Apapun. Yang jelas gerudukan telah menodai Hari Pancasila pada 1 Juni. Apalagi pas di hari itu, yang dikenang sebagai hari pertama Bung Karno memperkenalkan ideologi Pancasila, massa PDIP kembali merangsek di kantor Radar Bogor. Rupanya mereka tak hiraukan imbauan menahan diri. Juga hujan kecaman banyak organisasi terhadap aksinya.

Tuntutannya: Radar Bogor cabut berita dan minta maaf kepada Megawati.

"Saya mengabulkan hak jawab. Saya menyatakan apabila pemasangan foto Ibu Mega menganggu, kami minta maaf. Cuma itu.

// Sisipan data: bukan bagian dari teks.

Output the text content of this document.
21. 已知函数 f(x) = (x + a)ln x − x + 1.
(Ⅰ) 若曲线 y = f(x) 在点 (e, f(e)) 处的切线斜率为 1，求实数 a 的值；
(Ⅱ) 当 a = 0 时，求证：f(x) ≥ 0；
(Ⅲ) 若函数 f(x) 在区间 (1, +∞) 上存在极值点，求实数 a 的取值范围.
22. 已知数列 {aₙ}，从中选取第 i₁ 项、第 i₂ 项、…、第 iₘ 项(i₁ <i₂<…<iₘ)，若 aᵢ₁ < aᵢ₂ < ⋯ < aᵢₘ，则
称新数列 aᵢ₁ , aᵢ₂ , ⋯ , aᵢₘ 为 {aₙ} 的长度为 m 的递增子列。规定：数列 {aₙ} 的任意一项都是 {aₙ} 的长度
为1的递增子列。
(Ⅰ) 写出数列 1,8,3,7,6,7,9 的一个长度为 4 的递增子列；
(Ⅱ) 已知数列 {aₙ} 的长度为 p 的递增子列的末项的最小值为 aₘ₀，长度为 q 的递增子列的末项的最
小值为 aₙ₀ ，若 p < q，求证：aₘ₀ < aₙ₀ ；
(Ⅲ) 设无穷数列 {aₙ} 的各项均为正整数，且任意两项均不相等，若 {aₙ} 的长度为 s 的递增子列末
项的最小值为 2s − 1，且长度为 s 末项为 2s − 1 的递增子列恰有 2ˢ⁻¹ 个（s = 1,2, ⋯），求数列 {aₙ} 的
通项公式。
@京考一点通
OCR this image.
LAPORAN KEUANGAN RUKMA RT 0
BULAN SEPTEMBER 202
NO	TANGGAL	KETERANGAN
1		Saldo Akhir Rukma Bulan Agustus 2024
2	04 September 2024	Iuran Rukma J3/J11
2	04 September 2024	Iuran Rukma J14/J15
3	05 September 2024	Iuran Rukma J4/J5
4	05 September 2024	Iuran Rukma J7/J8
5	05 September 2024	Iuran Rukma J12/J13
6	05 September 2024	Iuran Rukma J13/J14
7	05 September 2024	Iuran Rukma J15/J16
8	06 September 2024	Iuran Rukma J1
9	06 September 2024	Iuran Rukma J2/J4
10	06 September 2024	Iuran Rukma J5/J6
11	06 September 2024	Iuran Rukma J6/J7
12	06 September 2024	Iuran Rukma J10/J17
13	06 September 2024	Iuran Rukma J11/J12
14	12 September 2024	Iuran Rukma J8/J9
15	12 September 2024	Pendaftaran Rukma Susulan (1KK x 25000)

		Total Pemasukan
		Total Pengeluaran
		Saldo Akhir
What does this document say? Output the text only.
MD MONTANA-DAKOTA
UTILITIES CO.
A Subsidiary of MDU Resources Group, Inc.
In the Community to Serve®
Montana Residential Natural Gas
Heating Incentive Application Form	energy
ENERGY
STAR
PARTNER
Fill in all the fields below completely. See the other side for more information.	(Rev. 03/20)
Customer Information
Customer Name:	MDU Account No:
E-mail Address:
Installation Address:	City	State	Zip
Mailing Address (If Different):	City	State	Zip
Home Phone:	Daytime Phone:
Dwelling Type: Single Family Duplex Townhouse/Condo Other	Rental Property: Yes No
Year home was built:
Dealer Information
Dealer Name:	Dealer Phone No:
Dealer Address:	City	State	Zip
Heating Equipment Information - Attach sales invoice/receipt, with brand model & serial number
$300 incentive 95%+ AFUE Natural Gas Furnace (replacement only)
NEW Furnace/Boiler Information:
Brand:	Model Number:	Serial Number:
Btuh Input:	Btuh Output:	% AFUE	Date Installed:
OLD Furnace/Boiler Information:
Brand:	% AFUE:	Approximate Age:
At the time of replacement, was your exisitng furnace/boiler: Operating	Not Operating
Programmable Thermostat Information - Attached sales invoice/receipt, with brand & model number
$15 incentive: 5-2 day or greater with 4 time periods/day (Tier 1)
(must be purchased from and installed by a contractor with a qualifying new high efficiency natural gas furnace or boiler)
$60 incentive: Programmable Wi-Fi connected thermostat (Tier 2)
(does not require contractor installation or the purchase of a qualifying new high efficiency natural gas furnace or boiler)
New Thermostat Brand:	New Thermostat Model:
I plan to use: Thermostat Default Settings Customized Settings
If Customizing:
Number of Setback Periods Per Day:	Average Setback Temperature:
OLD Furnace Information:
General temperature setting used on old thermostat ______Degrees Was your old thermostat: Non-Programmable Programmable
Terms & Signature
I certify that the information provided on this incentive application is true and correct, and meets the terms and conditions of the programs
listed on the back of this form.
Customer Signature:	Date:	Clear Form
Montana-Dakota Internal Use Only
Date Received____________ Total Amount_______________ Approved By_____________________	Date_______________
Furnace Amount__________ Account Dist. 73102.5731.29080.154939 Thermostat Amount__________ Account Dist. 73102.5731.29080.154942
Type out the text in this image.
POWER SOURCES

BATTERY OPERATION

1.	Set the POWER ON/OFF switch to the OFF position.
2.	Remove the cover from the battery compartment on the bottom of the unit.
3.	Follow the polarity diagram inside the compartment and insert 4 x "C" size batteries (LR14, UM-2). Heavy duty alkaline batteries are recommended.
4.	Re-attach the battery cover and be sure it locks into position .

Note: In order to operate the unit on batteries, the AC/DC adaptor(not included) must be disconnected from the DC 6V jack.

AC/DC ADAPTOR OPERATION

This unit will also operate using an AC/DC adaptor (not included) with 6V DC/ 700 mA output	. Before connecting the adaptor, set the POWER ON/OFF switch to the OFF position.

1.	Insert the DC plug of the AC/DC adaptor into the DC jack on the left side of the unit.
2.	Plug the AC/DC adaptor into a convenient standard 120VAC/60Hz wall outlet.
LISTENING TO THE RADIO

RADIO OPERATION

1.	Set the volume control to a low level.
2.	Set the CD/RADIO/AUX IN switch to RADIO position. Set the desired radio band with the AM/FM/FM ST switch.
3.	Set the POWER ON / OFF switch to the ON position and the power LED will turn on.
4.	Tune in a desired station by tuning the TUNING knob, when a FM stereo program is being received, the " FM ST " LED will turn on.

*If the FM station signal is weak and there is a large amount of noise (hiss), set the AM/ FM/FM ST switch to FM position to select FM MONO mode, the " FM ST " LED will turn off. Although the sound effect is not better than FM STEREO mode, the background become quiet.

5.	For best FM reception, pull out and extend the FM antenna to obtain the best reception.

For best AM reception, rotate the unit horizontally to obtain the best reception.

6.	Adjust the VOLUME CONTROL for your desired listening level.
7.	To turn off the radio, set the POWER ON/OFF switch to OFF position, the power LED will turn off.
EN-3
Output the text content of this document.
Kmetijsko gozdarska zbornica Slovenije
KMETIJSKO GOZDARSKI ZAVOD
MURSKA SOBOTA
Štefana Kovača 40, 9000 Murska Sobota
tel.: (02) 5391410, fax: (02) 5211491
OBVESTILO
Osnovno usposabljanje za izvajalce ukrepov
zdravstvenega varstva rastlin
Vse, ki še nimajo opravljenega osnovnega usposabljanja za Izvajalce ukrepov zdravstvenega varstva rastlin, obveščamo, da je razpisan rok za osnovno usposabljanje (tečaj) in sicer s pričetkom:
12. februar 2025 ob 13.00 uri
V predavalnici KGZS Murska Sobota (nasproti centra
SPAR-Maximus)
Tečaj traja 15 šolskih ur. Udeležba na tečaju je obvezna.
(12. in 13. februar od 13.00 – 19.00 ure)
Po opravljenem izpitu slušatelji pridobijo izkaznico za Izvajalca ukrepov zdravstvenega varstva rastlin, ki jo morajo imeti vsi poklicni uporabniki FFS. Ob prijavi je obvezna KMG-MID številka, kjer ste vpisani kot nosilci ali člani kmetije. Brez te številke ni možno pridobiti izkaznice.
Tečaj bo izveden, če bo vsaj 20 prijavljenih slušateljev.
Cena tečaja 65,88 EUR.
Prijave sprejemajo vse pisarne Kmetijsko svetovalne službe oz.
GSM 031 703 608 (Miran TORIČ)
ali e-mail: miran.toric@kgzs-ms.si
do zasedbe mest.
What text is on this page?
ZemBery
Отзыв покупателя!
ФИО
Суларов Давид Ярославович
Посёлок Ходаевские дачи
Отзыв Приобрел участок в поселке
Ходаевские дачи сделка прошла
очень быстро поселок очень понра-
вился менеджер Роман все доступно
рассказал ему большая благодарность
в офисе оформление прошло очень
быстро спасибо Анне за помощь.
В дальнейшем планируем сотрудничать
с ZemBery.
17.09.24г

Kami minta maaf bukan soal berita," sambung Sitepu.

Megawati sendiri tidak pernah kita dengar memprotes pemberitaan Radar Bogor.
Radar Bogor memang bukan satu-satunya media yang menyoroti hak keuangan pejabat BPIP. Hampir semua media bikin ulasan. Selepas Presiden Jokowi mengumumkan gaji para negarawan itu. Media mainstream, online, maupun media sosial.

Tapi yang kita catat, satu-satunya anggota BPIP yang "mengamok" cuma Prof Mahfud MD. Tiap hari nantang siapa saja yang kedapatan oleh dia berkomentar soal gaji BPIP. Seperti orang miskin yang dijambret uangnya. Dan, kebetulan tinggal cuma segitu- gitunya. Luar biasa memang hitungan gaji BPIP mengusik ibadah bulan puasa.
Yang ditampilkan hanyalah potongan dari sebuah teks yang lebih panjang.